When you transact with a credit, cheque or debit card that has an embedded memory chip (known as a chip-and-PIN card), sometimes a point-of-sale machine can’t read the chip and your card is swiped. In these instances, on a chip-compliant terminal, you should still be required to enter your PIN. If the card is swiped and you are not asked to enter your PIN, or the merchant does not obtain authorisation from your bank, you, the consumer, are protected.
Walter Volker, the chief executive of the Payments Association of South Africa, says that, under normal circumstances, if a chip-and-PIN card is swiped on a chip-compliant terminal, the terminal will force you to input your PIN.
For a chip-and-PIN card to be swiped, the chip on the card needs to be faulty or damaged, Volker says. The PIN is still required, which is what makes the chip-and-PIN cards so much safer, he says, adding that this is true even if the card is skimmed (see “Bank card fraud”, below).
The reason the new-generation cards still have a magnetic strip, Clive Pillay, the Ombudsman for Banking Services, says, is that not all merchants’ point-of-sale devices are chip-compliant and not all banks have issued chip-and-PIN cards on all their accounts. The magnetic strip serves as a fall-back option, he says.
“The practice varies from bank to bank, but if a card has a chip and the merchant is chip-compliant, the merchant is obliged to phone for authorisation if the merchant proposes to override the chip and only swipe the card,” Pillay says.
“In circumstances where fraud has occurred following the merchant overriding the chip, the merchant may very well be liable.
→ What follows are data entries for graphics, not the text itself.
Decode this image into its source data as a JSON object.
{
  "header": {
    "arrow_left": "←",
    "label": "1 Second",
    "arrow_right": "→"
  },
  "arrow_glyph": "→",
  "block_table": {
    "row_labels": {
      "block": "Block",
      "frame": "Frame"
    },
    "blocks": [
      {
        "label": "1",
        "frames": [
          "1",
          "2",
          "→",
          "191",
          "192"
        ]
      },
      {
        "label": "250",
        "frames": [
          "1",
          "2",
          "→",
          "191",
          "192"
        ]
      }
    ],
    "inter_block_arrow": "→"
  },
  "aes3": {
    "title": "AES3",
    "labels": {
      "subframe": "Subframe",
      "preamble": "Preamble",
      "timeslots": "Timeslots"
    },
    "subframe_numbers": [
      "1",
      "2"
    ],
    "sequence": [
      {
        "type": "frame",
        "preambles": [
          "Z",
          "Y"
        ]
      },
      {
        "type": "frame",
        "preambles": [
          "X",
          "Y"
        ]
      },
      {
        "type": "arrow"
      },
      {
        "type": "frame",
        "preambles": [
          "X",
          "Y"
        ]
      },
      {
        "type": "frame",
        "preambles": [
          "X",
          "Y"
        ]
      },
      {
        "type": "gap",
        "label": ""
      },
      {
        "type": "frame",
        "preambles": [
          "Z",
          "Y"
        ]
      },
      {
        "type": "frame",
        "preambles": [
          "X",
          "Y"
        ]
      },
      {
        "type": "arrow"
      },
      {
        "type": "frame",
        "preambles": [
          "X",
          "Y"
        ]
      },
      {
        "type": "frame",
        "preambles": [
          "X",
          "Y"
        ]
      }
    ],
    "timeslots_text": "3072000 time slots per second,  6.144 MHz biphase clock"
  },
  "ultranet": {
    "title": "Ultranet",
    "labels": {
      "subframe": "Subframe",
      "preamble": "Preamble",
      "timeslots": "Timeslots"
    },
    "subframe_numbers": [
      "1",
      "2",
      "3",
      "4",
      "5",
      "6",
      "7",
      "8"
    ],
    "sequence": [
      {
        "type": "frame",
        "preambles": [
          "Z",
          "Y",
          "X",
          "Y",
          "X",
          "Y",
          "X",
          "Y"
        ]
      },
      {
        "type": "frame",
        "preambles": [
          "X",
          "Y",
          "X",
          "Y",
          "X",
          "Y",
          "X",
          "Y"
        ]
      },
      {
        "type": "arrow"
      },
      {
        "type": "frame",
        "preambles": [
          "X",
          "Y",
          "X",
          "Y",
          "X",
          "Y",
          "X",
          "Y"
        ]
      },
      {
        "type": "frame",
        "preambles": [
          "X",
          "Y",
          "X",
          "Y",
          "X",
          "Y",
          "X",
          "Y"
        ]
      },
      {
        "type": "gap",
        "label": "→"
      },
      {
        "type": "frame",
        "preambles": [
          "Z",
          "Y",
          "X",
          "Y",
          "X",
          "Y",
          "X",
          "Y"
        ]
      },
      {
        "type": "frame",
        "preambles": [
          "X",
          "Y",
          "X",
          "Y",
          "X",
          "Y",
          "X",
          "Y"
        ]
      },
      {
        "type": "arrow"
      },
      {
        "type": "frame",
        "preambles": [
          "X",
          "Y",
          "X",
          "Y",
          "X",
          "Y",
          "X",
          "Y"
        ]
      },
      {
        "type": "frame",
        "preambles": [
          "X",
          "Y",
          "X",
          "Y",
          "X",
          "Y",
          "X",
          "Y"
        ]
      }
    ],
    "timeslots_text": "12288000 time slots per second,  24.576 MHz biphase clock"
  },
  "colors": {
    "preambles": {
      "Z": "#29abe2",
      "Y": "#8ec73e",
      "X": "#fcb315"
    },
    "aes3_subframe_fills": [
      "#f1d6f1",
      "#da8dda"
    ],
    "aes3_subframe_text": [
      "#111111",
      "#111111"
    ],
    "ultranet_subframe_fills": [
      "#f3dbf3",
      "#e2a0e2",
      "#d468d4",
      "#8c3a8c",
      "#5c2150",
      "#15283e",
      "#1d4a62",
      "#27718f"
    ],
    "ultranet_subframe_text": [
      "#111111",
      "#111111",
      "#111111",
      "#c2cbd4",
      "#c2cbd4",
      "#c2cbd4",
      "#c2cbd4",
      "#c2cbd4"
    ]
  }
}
This will, however, depend on the specific circumstances of the transaction, including the point-of-sale device and the merchant agreement with that specific bank.”
His words are echoed by Volker: “If the terminal is not working properly, the liability moves from the issuing bank to the merchant. The consumer, in fact, is very well protected in such instances.”
Volker points out that not all debit cards are chip-and-PIN cards. Banks have been slower to upgrade all their cards because of the number of cards in issue. He expects banks to upgrade the remaining cards within the next year.
The big four banks and Capitec all issue cards that have chips and magnetic strips. According to the South African Banking Risk Information Centre (Sabric), nearly 90 percent of all credit cards and 65 percent of all debit cards are chip-and-PIN cards.
“We still include the magnetic strip on the card, because some countries do not offer chip readers. However, most ATMs and point-of-sale devices in South Africa are chip-compliant,” Charl Nel, spokesman for Capitec, says.
“It is up to the issuing bank to decide the level of security they offer with their cards. We at Capitec do not allow fall-back transactions [using the magnetic strip]. This means that if one of our cards is inserted into a chip machine, the chip must be read [with the PIN]. This prevents cases where stolen cards are used without the PIN.”
BANK CARD FRAUD
When bank cards with an embedded memory chip became the norm in South Africa, there was a general feeling that fraudulent point-of-sale transactions on credit, cheque and debit cards would drop.
And drop they did – at least on credit cards. Bank losses due to fraud on credit cards issued in South Africa decreased by 28.6 percent, from R353.3 million in the period from January to September last year to R252.2 million in the same period this year, according to Sabric’s 2015 Card Fraud Report, released last month. On debit cards, fraud increased by 8.3 percent, from R237.4 million in the 2014 period to R257.1 million in the 2015 period. In this case, there was an increase in lost or stolen card fraud and card-not-present fraud (when only your card details are used). The provinces most affected were Gauteng, Western Cape and KwaZulu-Natal.
Sabric attributes the increase in lost and/or stolen debit card fraud to criminals reverting to previously common activities, such as “shoulder surfing”, card jamming and card swopping at ATMs.
Another type of fraud is cloning, whereby criminals make counterfeit cards using your card data and your PIN, which they have watched you input. In this instance, there have been positive moves, with Sabric reporting a decrease in counterfeit credit card fraud of 45.6 percent between 2014 and 2015, from R89.2 million to R48.5 million. Counterfeit debit card fraud decreased by 29.5 percent, from R114.9 million to R81 million.
“Skimming, be it with handheld or ATM-mounted devices or the new point-of-sale skimming, is still a common modus operandi used by criminals to obtain cardholder information,” Sabric says.
Handheld skimming devices are usually small black objects that fit into the palm of your hand and can easily be hidden in a pocket. Some 892 of these devices were recovered by the police or bank investigators between 2010 and September this year, and 93 point-of-sale skimming devices were recovered between 2013 and September 2015, with 27 found this year alone.
Sabric says criminals steal point-of-sale devices and illegally convert them into skimming devices. They are not connected to a bank system and are used to capture information from the card.
If a terminal shows any signs of tampering or skimming devices attached it, Sabric advises that you don’t use it and inform your bank. Also, check that the rand value of the transaction on the screen of the terminal matches the purchase amount, and is in rands, before you enter your PIN. Importantly, be vigilant. Never let your card out of your sight and never let anyone see you type in your PIN.